Pyrethroid resistant bollworms have caused pesticide failures in some Texas cotton fields, said a Texas A&M University entomologist.

Patricia Pietrantonio, with the insect toxicology lab in College Station, said resistance monitoring shows a significant number of bollworms trapped in several Texas counties survive pyrethroid applications.

Nueces County appears to be the most vulnerable, she said. But she's also confirmed resistance in Ellis, Gaines, Burleson, Uvalde, Williams and Hockley counties.

“Last year, with a few exceptions across the state, we saw high bollworm populations,” Pietrantonio told a group of cotton consultants at a recent Southwest cotton technology seminar, sponsored by Bayer CropScience, in San Antonio.

“In Nueces County last year, we found heavy bollworm populations and some pesticide failures,” she said. In some cases, as many as 50 percent of bollworm moths trapped and treated in a vial with cypermethrin survived rates that should have been lethal.

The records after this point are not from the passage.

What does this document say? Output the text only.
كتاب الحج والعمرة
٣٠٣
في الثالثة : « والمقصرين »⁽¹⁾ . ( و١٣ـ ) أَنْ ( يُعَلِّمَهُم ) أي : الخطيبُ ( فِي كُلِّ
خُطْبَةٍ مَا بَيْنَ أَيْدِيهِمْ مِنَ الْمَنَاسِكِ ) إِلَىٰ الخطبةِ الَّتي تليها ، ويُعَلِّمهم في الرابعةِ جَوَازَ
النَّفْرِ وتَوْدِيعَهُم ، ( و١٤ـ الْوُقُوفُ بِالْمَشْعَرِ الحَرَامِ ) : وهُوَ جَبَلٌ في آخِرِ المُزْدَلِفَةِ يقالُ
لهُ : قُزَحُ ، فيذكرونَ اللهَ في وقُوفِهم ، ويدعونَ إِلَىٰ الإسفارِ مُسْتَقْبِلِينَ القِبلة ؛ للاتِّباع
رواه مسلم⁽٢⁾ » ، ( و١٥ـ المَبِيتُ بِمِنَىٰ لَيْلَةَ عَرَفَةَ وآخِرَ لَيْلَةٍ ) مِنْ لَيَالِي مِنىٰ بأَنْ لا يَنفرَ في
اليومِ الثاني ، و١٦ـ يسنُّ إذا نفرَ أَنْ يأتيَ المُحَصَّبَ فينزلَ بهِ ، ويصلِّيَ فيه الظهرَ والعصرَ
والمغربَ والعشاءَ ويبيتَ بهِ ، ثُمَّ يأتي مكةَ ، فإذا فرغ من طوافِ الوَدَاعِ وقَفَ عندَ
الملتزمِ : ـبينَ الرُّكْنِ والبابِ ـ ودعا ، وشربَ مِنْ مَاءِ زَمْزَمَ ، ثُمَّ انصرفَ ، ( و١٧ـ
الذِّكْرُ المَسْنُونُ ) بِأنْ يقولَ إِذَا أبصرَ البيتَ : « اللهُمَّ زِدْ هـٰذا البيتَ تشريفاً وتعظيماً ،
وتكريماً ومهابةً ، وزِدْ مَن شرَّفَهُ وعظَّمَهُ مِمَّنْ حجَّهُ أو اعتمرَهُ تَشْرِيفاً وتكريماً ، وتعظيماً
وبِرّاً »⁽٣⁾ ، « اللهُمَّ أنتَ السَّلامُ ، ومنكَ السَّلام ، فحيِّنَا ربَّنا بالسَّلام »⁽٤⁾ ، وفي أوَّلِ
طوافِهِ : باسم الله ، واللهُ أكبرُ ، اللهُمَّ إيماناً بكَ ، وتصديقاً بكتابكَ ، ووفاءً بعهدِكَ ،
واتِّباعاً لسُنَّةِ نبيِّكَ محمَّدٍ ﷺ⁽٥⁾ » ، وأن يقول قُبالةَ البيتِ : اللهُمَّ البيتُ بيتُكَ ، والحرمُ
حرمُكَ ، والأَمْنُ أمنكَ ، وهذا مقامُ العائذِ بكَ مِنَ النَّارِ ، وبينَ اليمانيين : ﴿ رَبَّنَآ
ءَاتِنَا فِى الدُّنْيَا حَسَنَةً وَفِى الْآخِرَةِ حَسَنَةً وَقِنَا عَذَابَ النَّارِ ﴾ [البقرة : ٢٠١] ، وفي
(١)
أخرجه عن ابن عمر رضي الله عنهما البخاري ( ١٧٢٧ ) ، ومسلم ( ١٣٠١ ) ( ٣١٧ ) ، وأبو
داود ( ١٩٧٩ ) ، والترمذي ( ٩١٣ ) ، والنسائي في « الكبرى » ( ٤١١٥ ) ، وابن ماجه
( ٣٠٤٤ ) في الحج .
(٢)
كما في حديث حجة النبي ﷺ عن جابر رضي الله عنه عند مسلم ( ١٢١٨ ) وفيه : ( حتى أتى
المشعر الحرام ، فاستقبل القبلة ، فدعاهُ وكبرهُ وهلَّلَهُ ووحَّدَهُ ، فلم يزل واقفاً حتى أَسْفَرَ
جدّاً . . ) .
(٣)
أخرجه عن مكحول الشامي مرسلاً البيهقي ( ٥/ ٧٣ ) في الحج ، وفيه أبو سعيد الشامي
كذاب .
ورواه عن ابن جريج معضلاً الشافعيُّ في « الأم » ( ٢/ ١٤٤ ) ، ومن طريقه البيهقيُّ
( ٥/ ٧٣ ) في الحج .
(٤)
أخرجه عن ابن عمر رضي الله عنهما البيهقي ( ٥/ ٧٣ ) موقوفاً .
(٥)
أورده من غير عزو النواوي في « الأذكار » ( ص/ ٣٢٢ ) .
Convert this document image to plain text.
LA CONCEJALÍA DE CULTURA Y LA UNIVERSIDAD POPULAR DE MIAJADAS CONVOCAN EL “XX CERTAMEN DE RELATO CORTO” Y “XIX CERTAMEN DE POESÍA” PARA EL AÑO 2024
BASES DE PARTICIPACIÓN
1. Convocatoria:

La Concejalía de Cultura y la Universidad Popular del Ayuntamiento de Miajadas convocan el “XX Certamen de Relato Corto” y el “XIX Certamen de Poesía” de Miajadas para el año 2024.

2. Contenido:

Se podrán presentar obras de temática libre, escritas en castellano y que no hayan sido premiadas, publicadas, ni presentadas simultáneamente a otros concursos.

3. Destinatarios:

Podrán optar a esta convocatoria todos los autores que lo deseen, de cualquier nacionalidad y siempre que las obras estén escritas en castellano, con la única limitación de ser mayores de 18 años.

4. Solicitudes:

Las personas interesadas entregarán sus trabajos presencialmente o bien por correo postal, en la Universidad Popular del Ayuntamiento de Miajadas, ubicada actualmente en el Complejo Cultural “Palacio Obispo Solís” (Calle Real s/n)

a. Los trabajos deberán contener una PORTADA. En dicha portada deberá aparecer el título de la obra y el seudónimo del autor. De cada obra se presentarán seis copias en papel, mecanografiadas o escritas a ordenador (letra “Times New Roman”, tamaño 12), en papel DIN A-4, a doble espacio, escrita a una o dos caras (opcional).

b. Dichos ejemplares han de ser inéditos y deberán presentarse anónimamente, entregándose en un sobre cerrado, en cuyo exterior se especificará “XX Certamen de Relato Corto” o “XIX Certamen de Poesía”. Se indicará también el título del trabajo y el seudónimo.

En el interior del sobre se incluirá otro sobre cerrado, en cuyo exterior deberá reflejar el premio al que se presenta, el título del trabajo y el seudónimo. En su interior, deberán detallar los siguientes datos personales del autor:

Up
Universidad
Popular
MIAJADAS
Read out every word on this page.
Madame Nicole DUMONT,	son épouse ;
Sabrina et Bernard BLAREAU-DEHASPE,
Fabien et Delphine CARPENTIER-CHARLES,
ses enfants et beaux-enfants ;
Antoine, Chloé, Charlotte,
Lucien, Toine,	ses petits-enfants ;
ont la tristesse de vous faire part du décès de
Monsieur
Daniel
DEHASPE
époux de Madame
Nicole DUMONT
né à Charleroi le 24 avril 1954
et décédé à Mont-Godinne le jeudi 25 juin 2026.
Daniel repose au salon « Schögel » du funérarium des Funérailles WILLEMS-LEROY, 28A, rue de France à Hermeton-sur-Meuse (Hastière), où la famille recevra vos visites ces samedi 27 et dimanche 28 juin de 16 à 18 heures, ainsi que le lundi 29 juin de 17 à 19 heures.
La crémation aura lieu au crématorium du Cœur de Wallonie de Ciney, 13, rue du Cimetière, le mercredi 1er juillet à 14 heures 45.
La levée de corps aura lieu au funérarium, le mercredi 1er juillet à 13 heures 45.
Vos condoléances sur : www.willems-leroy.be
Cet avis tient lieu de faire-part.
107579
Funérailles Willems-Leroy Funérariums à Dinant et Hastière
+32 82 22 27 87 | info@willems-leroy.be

“At that rate, we would expect to see field failures,” she said. “Problems in 2004 began about a month earlier than in 2003.”

She said survival in Burleson County indicated “full-blown resistance. It was progressive from April through September. At rates at which all worms should have died, 50 percent did not.”

She said in Ellis County, the problem is “not as severe, but is still resistance. In Gaines County, farmers made a lot of applications for pink bollworm and field agents saw some bollworm resistance but no field failures.

In some cases, however, survival rates ranged from 30 percent to 50 percent.

“In Uvalde, most resistance showed up toward September. In Williams, we saw a lot of pressure and poor control at full rates.”

She said Tom Green County growers had not made pyrethroid applications before the bio-assay began. “We detected some resistance but at low frequency.”

Pietrantonio said entomologists have observed bollworm survival in Texas since 1987. Increased use of pyrethroids, she said, compounds the problem. In some areas, growers use pyrethroid insecticides on corn, grain sorghum and other crops, in addition to cotton.

“Overall, we've seen quite a bit of resistance and the risk seems to be greatest in Nueces County.” Ellis, Uvalde, Williams, Gaines, Burleson and Hockley follow in order of most to least risk, she added.

“In Gaines, Burleson and Hockley, we still have a pool of susceptible bollworms.”

She recommends that rowers practice product stewardship as a key to resistance management.

“Use the full rate of pyrethroid,” she said. “If you mix a pyrethroid with another kind of insecticide, use the full rate of the pyrethroid and a lower rate of the new chemistry.”

She also recommends balancing pyrethroid use in other crops and to consider the potential for enhancing pest resistance.